Attention Los Angeles Marijuana Operators: We’re about to get “zoned”

Jay Lauren

Draft OrdinanceIt’s time to stand up, folks, and say your piece on the draft Ordinance being proposed by the City of Los Angeles.

The City of Los Angeles’s draft Ordinance makes clear there is a sense of urgency required, in order to put our City’s regulatory act together, and to begin issuing licenses. They will be holding a public discussion of the draft Ordinance next week – full details of the draft Ordinance, along with zoning maps for different license categories/business types, can be found at the following link (Draft Ordinances). The Public Hearing time/date information is as follows:
When: September 14
Where: Los Angeles City Hall in the John Ferraro Council Chamber (Room 340)
Time: According to the LA Cannabis Task Force announcement, the item is scheduled to be discussed at 11am. (We’ll keep you posted if there are any changes, and notify via Twitter as well – so please follow us for updates: @marijuanamedia)

All items in bold are taken from the draft Ordinance:

When the final ordinance passes, what this means is fairly clear and simple:“It will be unlawful to conduct any Commercial Cannabis Activity in the City without a license issued by the state of California and by the City’s Department of Cannabis Regulation.” There are almost 1000 dispensary locations that exist in LA on any given day. How many will become licensed through the City and State legal process is still unknown at this point. Today’s Operators may step up; or they may become tomorrow’s black market. Nobody’s seen the ticket price yet, but we fully expect sticker shock.
The tone of the draft Ordinance suggests the City is uncomfortable, to say the least, with the Beast it’s about to unleash in Los Angeles.
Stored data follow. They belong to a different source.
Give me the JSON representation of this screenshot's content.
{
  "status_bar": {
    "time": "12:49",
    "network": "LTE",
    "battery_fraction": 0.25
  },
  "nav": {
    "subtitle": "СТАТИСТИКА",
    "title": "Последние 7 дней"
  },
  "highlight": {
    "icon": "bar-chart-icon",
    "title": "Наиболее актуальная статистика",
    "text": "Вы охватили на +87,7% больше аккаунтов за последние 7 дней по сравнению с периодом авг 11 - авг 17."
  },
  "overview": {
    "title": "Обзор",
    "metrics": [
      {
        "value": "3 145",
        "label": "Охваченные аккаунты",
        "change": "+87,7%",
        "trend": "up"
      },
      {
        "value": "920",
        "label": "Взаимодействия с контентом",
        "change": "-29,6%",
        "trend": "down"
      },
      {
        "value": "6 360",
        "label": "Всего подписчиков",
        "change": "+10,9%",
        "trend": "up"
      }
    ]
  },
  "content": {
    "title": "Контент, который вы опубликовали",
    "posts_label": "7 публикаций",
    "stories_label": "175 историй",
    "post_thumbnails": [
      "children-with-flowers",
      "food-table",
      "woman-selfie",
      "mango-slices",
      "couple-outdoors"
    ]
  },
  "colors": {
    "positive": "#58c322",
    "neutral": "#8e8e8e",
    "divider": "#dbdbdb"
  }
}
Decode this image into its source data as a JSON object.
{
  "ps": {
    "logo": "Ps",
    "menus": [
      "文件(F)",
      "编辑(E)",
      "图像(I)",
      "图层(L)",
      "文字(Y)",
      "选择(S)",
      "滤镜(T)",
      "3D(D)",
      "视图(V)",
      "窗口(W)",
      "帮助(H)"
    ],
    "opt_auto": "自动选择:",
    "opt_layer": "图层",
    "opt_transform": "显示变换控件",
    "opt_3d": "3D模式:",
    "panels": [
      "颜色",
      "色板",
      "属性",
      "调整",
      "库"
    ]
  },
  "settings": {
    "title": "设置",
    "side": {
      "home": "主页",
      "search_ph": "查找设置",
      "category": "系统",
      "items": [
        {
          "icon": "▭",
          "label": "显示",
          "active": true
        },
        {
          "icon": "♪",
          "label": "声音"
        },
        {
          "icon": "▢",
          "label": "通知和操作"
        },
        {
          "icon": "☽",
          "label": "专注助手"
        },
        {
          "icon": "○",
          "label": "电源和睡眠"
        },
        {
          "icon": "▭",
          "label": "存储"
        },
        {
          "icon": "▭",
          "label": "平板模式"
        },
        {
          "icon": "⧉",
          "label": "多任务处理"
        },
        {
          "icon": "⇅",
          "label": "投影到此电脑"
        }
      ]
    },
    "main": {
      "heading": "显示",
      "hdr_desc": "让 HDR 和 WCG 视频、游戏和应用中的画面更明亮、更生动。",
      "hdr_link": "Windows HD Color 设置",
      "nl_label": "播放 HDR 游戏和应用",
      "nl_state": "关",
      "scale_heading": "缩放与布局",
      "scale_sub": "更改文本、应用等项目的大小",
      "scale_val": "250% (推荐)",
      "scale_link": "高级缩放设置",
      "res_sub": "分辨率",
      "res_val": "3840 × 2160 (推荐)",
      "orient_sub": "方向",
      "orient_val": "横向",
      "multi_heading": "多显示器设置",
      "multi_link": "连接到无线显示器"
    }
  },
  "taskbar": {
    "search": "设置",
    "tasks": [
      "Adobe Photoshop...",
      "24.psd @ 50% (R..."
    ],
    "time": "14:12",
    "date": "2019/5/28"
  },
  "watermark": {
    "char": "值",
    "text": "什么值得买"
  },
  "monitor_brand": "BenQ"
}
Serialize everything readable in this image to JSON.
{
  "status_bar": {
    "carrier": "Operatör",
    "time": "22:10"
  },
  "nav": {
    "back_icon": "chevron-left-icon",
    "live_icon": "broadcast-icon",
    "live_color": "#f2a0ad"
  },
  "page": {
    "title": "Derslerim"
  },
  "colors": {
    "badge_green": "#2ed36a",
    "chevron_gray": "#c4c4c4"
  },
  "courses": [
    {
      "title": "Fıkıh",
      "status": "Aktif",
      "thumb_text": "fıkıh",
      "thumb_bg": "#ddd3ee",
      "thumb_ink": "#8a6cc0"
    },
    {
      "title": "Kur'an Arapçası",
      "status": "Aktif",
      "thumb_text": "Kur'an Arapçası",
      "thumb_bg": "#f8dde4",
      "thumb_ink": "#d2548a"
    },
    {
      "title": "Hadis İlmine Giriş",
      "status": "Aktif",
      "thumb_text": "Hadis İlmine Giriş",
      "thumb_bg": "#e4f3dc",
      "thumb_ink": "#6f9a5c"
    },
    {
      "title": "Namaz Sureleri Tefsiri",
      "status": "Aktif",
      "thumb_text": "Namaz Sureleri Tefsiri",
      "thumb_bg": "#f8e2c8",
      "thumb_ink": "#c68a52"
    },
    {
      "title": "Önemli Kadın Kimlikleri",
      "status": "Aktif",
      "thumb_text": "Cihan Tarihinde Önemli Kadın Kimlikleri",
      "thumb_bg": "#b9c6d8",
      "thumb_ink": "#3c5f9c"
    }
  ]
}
In regulator-speak, the industry’s viewed as having “negative impacts”. Collectively, we have a role to play to change the tone of the discussion and the mind-set of regulators, and build this City’s industry with a focus on “positive impacts” (taxation, job creation, community involvement in a positive way, to name a few). On “negative impacts”, the draft Ordinance states:
The draft ordinance helps to reduce the likelihood of crime and promote positive health outcomes by controlling the proliferation of commercial cannabis activity and restricting the location, in particular, of retail-type cannabis businesses, which have been associated with criminal activity, nuisance behavior, and negative secondary effects.
The draft ordinance contains location restrictions that limit the sale, cultivation, manufacturing, distribution and testing of cannabis and cannabis-derived products to certain agricultural, commercial and industrial zones and require businesses engaging in on-site sales of cannabis to maintain an additional distance from specified categories of sensitive sites, as well as from other businesses engaging in on-site sales of cannabis.
These restrictions will help to reduce the likelihood of crime and associated negative secondary impacts on neighborhoods by discouraging over-concentration of cannabis retail businesses with on-site sales in the same neighborhood, so that no single area becomes a destination for cannabis retail and the anticipated instances of crime and nuisance behavior remain isolated from one another.
Take note, budding entrepreneurs: scrap the idea of a marijuana mini-mall. The zoning discussion will not only effect retail/dispensaries, but all businesses.
“Commercial Cannabis Activity” includes the cultivation, possession, manufacture, distribution, processing, storing, laboratory testing, packaging, labeling, transportation, delivery or sale of cannabis and cannabis products as provided for in Division 10 of the California Business and Professions Code.
CA License Type 10 – Retailer. The draft Ordinance proposed a minimum of 800-foot separation for zoning:
Outside of an 800-foot radius of a School, Public Park, Public Library, and Alcoholism or Drug Abuse Recovery or Treatment Facility; and outside of an 800-foot radius of any other Retailer or Microbusiness Commercial Cannabis Activity having on-site retail sales, which is licensed by the state of California and licensed by the City’s Department of Cannabis Regulation to engage in the Commercial Cannabis Activity defined in this section. (Exception: Any Retailer Commercial Cannabis Activity with sales to the public limited to off-site deliveries and having no on-site sales shall not be required to be located outside of the 800-foot radius cited in this Paragraph.)
Also, there will be no business that’s not a pre-approved and inspected business: “Each person seeking a compliance document from the City’s Cannabis Commission shall be subject to site-specific land use review and a determination by the Zoning Administrator and appellate decision-maker.” It will not matter if that business is (theoretically) “grandfathered” on the City’s former compliant list of stores. The draft Ordinance makes this clear: Section 105.04 NO VESTED OR NON-CONFORMING RIGHTS: Neither this Article, nor any other provision of this Code, or action, failure to act, statement, representation, recognition, certificate, approval, permit or license issued by the City, its Department of Cannabis Regulation, its departments, or their respective representatives, agents, employees, attorneys or assigns, shall create, confer, or convey any vested or nonconforming right or benefit regarding any Commercial Cannabis Activity beyond the activities provided by the licenses issued to such activity by the state of California and the City’s Department of Cannabis Regulation.